Bu millet ne diyor biliyor musunuz? “Oradan git”: Bakın, hukuksuzlukla mücadele ediyoruz. Uydurma derlemelerle hakkımızda soruşturmalar açılıyor. neden? Vay canına, İstanbul’u bizden nasıl alırsınız? Allah aşkına önce İstanbul’u ben almadım, 16 milyon İstanbullu sizden aldı. Biz sizi sevmiyoruz dediler. Ve ona haksızlık ettin. 806 bin oy farkla İstanbul tarihinin en büyük oyu alan belediye başkanını seçtiler. İnsanlar onu sizden aldı. Peki ne oldu?

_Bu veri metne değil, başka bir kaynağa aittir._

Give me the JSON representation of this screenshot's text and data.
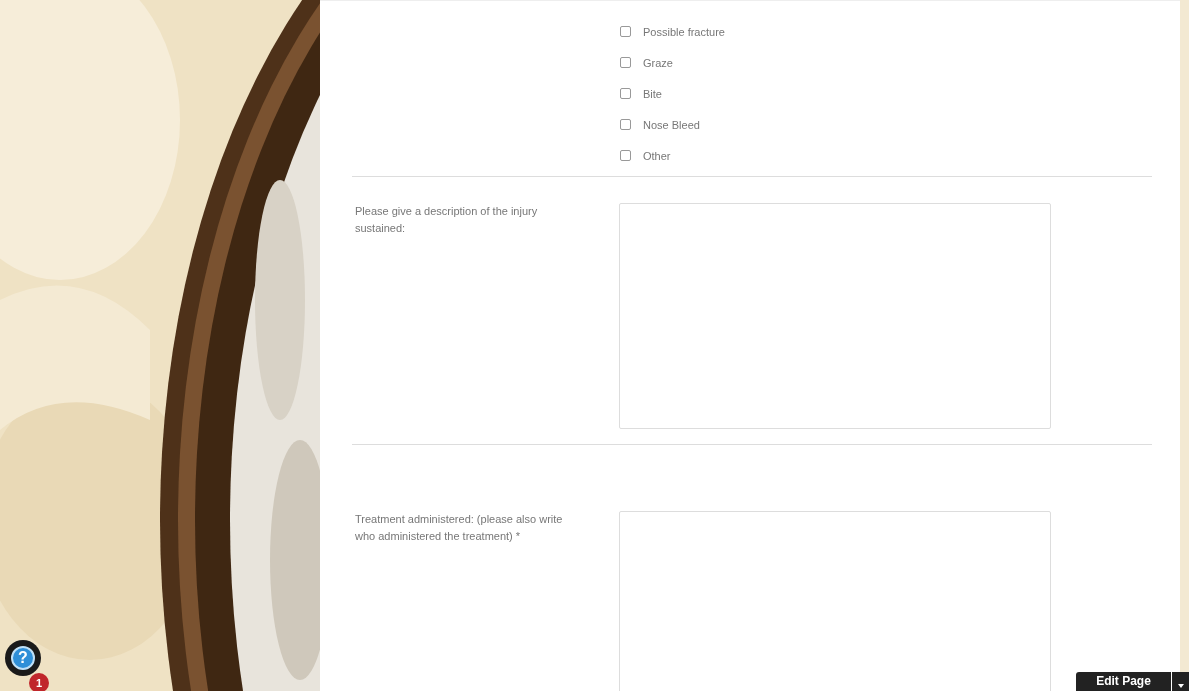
{
  "injury_types": [
    {
      "label": "Possible fracture",
      "checked": false
    },
    {
      "label": "Graze",
      "checked": false
    },
    {
      "label": "Bite",
      "checked": false
    },
    {
      "label": "Nose Bleed",
      "checked": false
    },
    {
      "label": "Other",
      "checked": false
    }
  ],
  "fields": [
    {
      "label": "Please give a description of the injury sustained:"
    },
    {
      "label": "Treatment administered: (please also write who administered the treatment) *"
    }
  ],
  "help_button": {
    "icon": "?",
    "badge": "1"
  },
  "edit_button": {
    "label": "Edit Page"
  }
}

Sen değilsin. İnsanlar, “Bana ait olanı iyi idare edemedin, çünkü ben sana bakarım ve hak edene veririm” dediler. bu dereceye kadar. Vatan, bu cennet, güzel ev, bizim evimiz. Bu evin sahibi kim? 86 milyon kişiden Biz birbirimizden farklı değiliz. Burada benim hakkım vatandaştan fazla değil, vatandaşın hakkı da benden fazla değil. Eşitiz, 86 milyon. Bu duygu bizi daha güçlü ve daha samimi kılacaktır. Ne yapıyorlar ve sen satın aldın. Görmek için, “Bir makyaj çantasıyla bunu elinizden alalım.” Bu insanlar ne diyor biliyor musunuz? Çık oradan. Çık oradan. Çık oradan.

Bu mücadele 16 milyon insanın onuru mücadelesidir: Milletin vicdanı, milli iradesi, milletin egemenliği kayıtsız şartsız milletindir ve bu millet iradesinden taviz vermeyecektir. Kardeşinizin şu anda içinde bulunduğu hukuk mücadelesi aynı zamanda bir onur mücadelesidir. Ben haysiyet için savaşırken, sana söyleyeyim. Bu Ekrem İmamoğlu’nun onur mücadelesi değil, 16 milyon İstanbullu’nun onur mücadelesidir. Çünkü; Ben senin kanununu savunuyorum. Kastamonu’nun mücadelesi, Türkiye’nin mücadelesi. Yani bu kadar cesurca konuşuyorsun, neye güveniyorsun? Kastamonu’ya güveniyorum, Taşköprü’ye güveniyorum, milletimize güveniyorum. Milletime sırtımı döndüm, Kastamonu’ya doymadım. daha fazla var mı?


Adıyamanlı esnaf: Parayla oy alıyorlar. Parayı alacağım ve oy vermeyeceğim

Hiçbir parti ya da kişi devletin gücünün önüne geçemez: Bu insanlar bu tür davranışlardan hoşlanmazlar. Bu milletin siyaseti bir alettir, maksadı ise vatana yaraşır olmaktır. Partiler araçtır, bakın benim bölge başkanım var, milletvekilim var, siyasi ilçe başkanım daha var, kendi partimin de mensubuyum ama partiler hizmet aracı. Parti devlet olamayız. Vatan güçlüdür, vatanı yaşatacağız. Biz binlerce yıllık devlet geleneğine sahip bir halkız. Hiçbir parti veya kişi devletin gücünü geçersiz kılamaz. Önemli olan devletin gücüdür. Devletimizi gerçekten hak ettiği şekilde güçlendireceğiz. Devletimizi güçlü kılacağız, şartlı hale getireceğiz.

Hepinize içtenlikle teşekkür ederim. Sevgili Tashkobro arkadaşlarımı, canlarım, hanımefendiler ve beyefendiler, zeki gençlerimizi aramızda görüyorum. Tanrı hepinizi korusun. Tanrım, seni utandırmama izin verme. Taşkopro’ya gittiğimi İstanbul’daki tüm hemşehrilerime söyleyeceğim. hepinizi sevgiyle kucaklıyorum. Allah’ın izniyle her şey güzel olacak. Yeter ki her şey yolunda olsun.”